Office of Steam Logo_1

Author Topic: Manufacturing in the late 19th century  (Read 6866 times)

  • Global Moderator
  • Engineer
  • *****
  • Posts: 5161
  • Wherever you go ......... there you are!
  • Location: Eastern Sierra
Re: Manufacturing in the late 19th century
« on: September 24, 2023, 07:47:10 pm »
Hummmmm ......... guess I shouldn't have attached the photo, as it seems that everyone is only focused on that, which is certainly interesting on many levels and probably even representative of the plant being described.

However, what I was really trying to call attention to is the technical specifications that the manufacturer was trying to promote to show the capabilities of their manufacturing plant as a means to draw potential customers.
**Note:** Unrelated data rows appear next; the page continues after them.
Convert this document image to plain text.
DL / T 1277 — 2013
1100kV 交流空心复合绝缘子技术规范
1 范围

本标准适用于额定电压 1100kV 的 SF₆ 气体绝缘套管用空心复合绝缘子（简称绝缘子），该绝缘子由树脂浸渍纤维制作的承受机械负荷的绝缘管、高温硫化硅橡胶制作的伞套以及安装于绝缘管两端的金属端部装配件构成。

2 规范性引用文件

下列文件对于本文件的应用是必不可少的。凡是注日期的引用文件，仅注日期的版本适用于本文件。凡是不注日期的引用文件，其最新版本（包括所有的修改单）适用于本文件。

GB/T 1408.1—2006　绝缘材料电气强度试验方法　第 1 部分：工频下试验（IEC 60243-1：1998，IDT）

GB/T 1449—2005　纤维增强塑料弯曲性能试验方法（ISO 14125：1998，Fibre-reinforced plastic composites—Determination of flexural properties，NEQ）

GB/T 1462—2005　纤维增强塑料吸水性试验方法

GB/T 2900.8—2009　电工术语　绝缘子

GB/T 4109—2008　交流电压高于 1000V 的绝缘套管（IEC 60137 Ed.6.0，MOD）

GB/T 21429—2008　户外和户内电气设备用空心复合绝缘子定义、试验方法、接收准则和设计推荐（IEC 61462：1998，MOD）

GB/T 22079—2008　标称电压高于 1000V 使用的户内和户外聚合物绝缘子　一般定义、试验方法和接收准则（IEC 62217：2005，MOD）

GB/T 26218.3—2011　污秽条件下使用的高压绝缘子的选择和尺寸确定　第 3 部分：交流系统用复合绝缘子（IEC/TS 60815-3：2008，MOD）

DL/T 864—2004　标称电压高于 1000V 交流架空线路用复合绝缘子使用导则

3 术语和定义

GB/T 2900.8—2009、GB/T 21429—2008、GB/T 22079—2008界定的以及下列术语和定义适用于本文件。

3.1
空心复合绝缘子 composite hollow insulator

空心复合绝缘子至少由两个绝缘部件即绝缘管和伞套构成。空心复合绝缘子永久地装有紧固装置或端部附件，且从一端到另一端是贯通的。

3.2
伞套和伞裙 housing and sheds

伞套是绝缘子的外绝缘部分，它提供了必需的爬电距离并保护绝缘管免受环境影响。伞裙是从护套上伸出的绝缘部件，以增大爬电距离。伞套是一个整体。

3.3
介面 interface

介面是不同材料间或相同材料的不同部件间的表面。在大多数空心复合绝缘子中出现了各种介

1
It should be especially noted that this particular brochure was produced in English, while it is also likely that it was produced in other languages as well, thus we are talking here of a corporation with international reach!

What I found particularly fascinating was that they listed their plant's specifications right down to the heating area of their boilers, which back in those days would be understood by anyone so involved, as representative of the plants overall power capacity and potential. Five steam engines with a combined output of 1560 horsepower means five BIG steam engines, needed to drive the over 3,000 machines that they reference, as well as drive the nine dynamos to create the electricity for the twenty electric motors that they seem to almost brag about, thus showing how fully modern they are at that time!

This was undoubtably a big scale business that employed thousands of workers, many of them highly skilled engineers and tradesmen, and thus would be a hallmark of a technically "civilized" society, no doubt foundational in the stability of the country and its government back in 1895.

Better living through Industry as the saying goes!!!
"Information is not knowledge, Knowledge is not wisdom, Wisdom is not truth, Truth is not beauty, Beauty is not love, Love is not music: Music is THE BEST...   
Wisdom is the domain of the Wis (which is extinct). Beauty is a French phonetic corruption of a short cloth neck ornament currently in resurgence..."
F. Zappa ... by way of Mary, the girl from the bus.